Spectral peaks of the peripheral arterial stiffness \(\beta\) were confirmed at the frequency band below 2.0 Hz in both pre SNB and post SNB, as shown in Fig. 3. The features of peripheral arterial stiffness \(\beta\) agree with those of MSNA.

First, it was confirmed that the regression line between the heartbeat frequencies and the peak frequencies of the peripheral arterial stiffness \(\beta\) was significant, as shown in Fig. 4. The heartbeat frequencies roughly match the peak frequencies of peripheral arterial stiffness \(\beta\) because almost all plots are on a straight line with a slope of 1.0 passing through the origin. Therefore, peripheral arterial stiffness \(\beta\) synchronises with the heartbeat as MSNA.

Second, it was confirmed that there were spectral peaks of the peripheral arterial stiffness \(\beta\) around 0.2 Hz, corresponding to the respiratory cycle, for both pre SNB and post SNB, as shown in Fig. 5a,b. Further, the peaks at HF were concentrated around 0.2 Hz, as shown in Fig. 5c. The peripheral arterial stiffness \(\beta\) was considered to synchronise with the respiratory rate because the 95\(\%\) confidence interval of the peak frequencies included 0.2 Hz at HF. The spectral peaks around 0.4 Hz were harmonics of the respiratory component. However, the influence of the harmonics was considered to be small, because the averages of normalised PSD for the peripheral arterial stiffness \(\beta\) around 0.4 Hz were small in both pre SNB and post SNB. Therefore, peripheral arterial stiffness \(\beta\) exhibits feature of MSNA where it synchronises with respiratory cycle.

Figure 8
figure 8

Comparison of sum of normalised power of peripheral arterial stiffness \(\beta\) at low frequency range LF before and after sympathetic nerve block by clipping.

Finally, the peaks in the average MSC between peripheral arterial stiffness \(\beta\) and SBP were found around 0.04 Hz and 0.2 Hz for pre SNB and were found around 0.2 Hz for post SNB (see Fig. 6). The peaks around 0.2 Hz represent the respiratory component, because that component was synchronised with not only the peripheral arterial stiffness \(\beta\) but also SBP23. Conversely, the MSC at LF showed significant values for most subjects in pre SNB, and it was confirmed that the peripheral arterial stiffness \(\beta\) linearly correlated with SBP at LF (see Fig. 7). The MSC for pre SNB displayed significantly large value compared with that for post SNB, and this result was consistent with the previous study11. Furlan et al. reported that the MSC at LF between MSNA and SBP during the tilt test was significantly greater than at rest11. This result indicated that common periodic oscillations in both MSNA and SBP were induced at LF because of the sympathetic hyperactivity associated with the tilt test24. Meanwhile, the power ratio at LF of peripheral arterial stiffness \(\beta\) in pre SNB was significantly greater than that in post SNB (see Fig. 8). Hence, the LF component of peripheral arterial stiffness \(\beta\) was considered to reflect sympathetic nerve activity as that exhibited by MSNA.
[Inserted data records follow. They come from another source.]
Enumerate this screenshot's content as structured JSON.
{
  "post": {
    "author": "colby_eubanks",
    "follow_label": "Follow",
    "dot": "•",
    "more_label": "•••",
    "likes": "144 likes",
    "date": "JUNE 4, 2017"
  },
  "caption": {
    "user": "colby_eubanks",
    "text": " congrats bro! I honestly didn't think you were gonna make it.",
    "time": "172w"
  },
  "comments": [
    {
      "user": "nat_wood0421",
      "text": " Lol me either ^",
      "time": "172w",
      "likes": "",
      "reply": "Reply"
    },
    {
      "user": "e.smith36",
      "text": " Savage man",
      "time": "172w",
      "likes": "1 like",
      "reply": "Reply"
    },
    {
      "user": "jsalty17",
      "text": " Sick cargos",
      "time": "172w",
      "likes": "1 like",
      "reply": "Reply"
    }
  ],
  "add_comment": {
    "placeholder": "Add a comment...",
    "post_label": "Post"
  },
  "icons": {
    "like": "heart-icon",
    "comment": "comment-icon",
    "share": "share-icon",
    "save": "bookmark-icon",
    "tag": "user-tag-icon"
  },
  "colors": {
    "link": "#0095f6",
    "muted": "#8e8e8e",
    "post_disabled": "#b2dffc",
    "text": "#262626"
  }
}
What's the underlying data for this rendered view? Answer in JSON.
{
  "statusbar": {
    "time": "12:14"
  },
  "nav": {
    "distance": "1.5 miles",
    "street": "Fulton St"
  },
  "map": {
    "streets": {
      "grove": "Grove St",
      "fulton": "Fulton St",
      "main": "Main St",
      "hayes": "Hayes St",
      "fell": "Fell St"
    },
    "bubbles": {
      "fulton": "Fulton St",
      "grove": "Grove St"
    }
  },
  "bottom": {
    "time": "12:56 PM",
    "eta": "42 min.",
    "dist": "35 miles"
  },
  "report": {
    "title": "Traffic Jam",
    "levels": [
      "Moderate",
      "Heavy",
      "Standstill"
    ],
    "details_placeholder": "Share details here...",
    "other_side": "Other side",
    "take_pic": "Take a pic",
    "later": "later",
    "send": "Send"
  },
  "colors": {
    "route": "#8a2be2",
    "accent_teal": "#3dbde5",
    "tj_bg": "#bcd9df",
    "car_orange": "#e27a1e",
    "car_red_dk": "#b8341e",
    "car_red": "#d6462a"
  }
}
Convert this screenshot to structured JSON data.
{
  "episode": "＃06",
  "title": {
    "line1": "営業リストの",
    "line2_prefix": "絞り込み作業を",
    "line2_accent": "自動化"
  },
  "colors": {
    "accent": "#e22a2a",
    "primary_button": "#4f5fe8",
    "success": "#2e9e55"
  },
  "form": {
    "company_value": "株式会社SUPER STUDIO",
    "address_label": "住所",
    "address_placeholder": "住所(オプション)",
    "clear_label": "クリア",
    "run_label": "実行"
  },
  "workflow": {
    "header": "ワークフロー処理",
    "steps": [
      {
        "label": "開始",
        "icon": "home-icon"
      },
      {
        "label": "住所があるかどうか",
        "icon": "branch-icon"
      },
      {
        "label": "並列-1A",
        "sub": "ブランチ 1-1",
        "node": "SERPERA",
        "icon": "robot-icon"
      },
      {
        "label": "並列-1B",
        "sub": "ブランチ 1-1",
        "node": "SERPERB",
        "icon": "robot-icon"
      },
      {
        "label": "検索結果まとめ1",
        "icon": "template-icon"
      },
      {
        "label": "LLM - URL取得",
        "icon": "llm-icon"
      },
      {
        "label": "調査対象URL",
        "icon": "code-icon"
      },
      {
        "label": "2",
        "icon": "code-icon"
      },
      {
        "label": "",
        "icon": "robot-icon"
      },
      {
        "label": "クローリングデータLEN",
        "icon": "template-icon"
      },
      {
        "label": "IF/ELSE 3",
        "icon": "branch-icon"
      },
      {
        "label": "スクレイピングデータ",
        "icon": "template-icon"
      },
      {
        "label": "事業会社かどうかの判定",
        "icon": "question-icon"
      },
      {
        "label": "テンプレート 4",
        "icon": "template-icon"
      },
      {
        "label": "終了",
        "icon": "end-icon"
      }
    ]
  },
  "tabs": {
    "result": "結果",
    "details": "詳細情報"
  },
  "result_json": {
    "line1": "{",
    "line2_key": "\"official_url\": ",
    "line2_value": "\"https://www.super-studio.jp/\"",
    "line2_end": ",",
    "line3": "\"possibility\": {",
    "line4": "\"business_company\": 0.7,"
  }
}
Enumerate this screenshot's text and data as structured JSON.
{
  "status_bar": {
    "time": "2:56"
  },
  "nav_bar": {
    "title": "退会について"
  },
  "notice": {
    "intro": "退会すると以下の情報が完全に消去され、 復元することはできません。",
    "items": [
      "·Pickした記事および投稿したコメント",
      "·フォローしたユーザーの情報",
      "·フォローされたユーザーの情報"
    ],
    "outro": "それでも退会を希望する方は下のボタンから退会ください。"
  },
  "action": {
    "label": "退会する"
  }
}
This paper clarified that peripheral arterial stiffness \(\beta\) inherits the features of MSNA, with its frequency components pulse-synchronous with heart and respiration rates and correlating with the LF component of SBP. Non-invasive evaluation of MSNA that requires invasive measurement may be realised with the peripheral arterial stiffness \(\beta\). However, peripheral arterial stiffness \(\beta\) may not only display features of MSNA, but also those of skin sympathetic nerve activity, which plays a role in thermoregulation25. The skin sympathetic nervous activity is known to reflect in the photoplethysmogram26. Therefore, the effect of skin sympathetic nerve activity on peripheral arterial stiffness \(\beta\) has to be investigated to enable non-invasive evaluation of MSNA.